Op 10-6-2019 om 16:14 schreef Willy Tarreau:
On Mon, Jun 10, 2019 at 04:06:13PM +0200, PiBa-NL wrote:
Things certainly look better again now regarding this issue.
Running the test repeatedly, and manually looking over the results its
pretty much as good as it was before. There seems to be a 1 ms increase in
the check-duration, but maybe this is because of the moved initialization
which on startup delays the first test a millisecond or something?
It should not. At this point I think it can be anything including measurement
noise or even thread assigment on startup!
Below some test results that are based on manual observation and some in my
head filtering of the console output.. (mistakes included ;) )
repeat 10 ./vt -v ./work/haproxy-*/reg-tests/checks/tls_health_checks.vtc |
grep Layer7 | grep OK | grep WARNING
Commit-ID , min-max time for +-95% check durations , comment
e4d7c9d , 6 - 9 ms , all tests pass (1 tests out of +- a hundred showed
29ms , none below 6ms and almost half of them show 7ms)
6ec902a , 11 - 150 ms , of the 12 tests that passed
That's quite a difference indeed.
e186161 , 5 - 8 ms , all tests pass (1 test used 15 ms, more than half
the tests show 5ms check duration the majority of the remainder show 6ms)
I'm not sure if this deserves further investigation at the moment, i think
it does not. Thanks for spending your weekend on this :) that wasn't my
Oh don't worry, you know I'm a low-level guy, just give me a problem to solve
with a few bits available only and I can spend countless hours on it! Others
entertain themselves playing games, for me this is a game :-)
Thanks a lot for testing, at least we know there isn't another strange
thing hidden behind.
After a bit more fiddling i noticed that the new startup method seems
more CPU intensive.
Also it can be seen the vtest does take a bit longer to pass 1.3sec v.s.

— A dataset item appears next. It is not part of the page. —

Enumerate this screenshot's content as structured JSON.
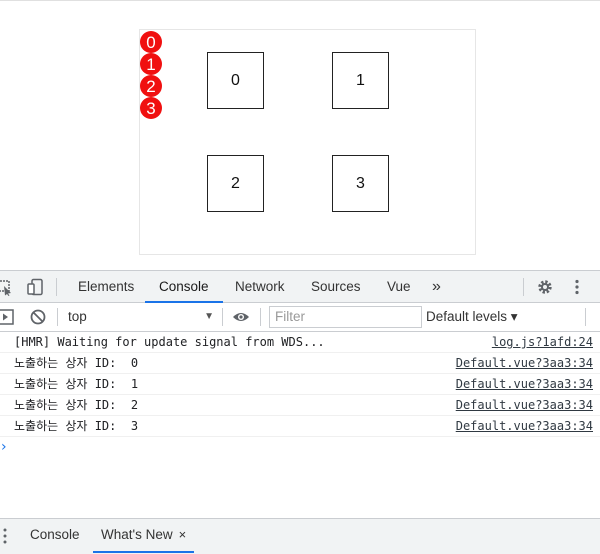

0.8sec even though the health-check durations themselves are short as
expected. Also its using quite a bit more 'user' cpu. I was wondering if
this is a consequence of the new init sequence, or perhaps some
improvement is still needed there.? I noticed this after trying to run
multiple tests simultaneously again they interfered more with each-other
then they used to..
** h1 1.279 WAIT4 pid=63820 status=0x0002 (user 4.484293 sys 0.054781)
** h2 1.394 WAIT4 pid=63823 status=0x0002 (user 4.637692 sys 0.015588)
# top TEST ./test/tls_health_checks-org.vtc passed (1.395)
Before the latest changes it used less 'user':
** h1 0.783 WAIT4 pid=65811 status=0x0002 (user 1.077052 sys 0.031218)
** h2 0.897 WAIT4 pid=65814 status=0x0002 (user 0.341360 sys 0.037928)
# top TEST ./test/tls_health_checks-org.vtc passed (0.899)
And with 'nbthread 1' the user cpu usage is even more dramatically lower
with the same test..
** h1 0.684 WAIT4 pid=67990 status=0x0002 (user 0.015203 sys 0.015203)
** h2 0.791 WAIT4 pid=67993 status=0x0002 (user 0.013551 sys 0.009034)
# top TEST ./test/tls_health_checks-org.vtc passed (0.793)
** h1 0.682 WAIT4 pid=65854 status=0x0002 (user 0.007158 sys 0.021474)
** h2 0.790 WAIT4 pid=65857 status=0x0002 (user 0.007180 sys 0.014361)
If a single threaded haproxy process can run with 0.015 user-cpu-usage,
i would not have expected it to required 4.4 on a 16 core cpu for the
same startup&actions. Where it should be easier to spawn a second thread
with the already parsed config instead of more expensive.?. Even if it
parses the config once in each thread separately it doesn't make sense
So i thought also to try with 'nbthread 8' and that still seems to be
'alright' as seen below.. so i guess with the default of nbthread 16 the
h1 and h2 get into some conflict fighting over the available cores.??.
And haproxy by default will use all cores since 2.0-dev3 so i guess it
might cause some undesirable effects in the field once it gets released
and isn't the only process running on a machine, and even if it is the
only intensive process, i wonder what other VM's might think about it on
the same hypervisor, though i know VM's always give 'virtual
performance' ;) ..
Running with nbthread 8, still relatively low user usage & test time:
** h1 0.713 WAIT4 pid=68467 status=0x0002 (user 0.197443 sys 0.022781)
** h2 0.824 WAIT4 pid=68470 status=0x0002 (user 0.184567 sys 0.026366)
# top TEST ./test/tls_health_checks-org.vtc passed (0.825)
Hope you can make sense of some of this. Sorry for not noticing earlier,
i guess i was to focused at only the health-check-duration. Or maybe its
just me interpreting the numbers wrongly, that's surely also an option.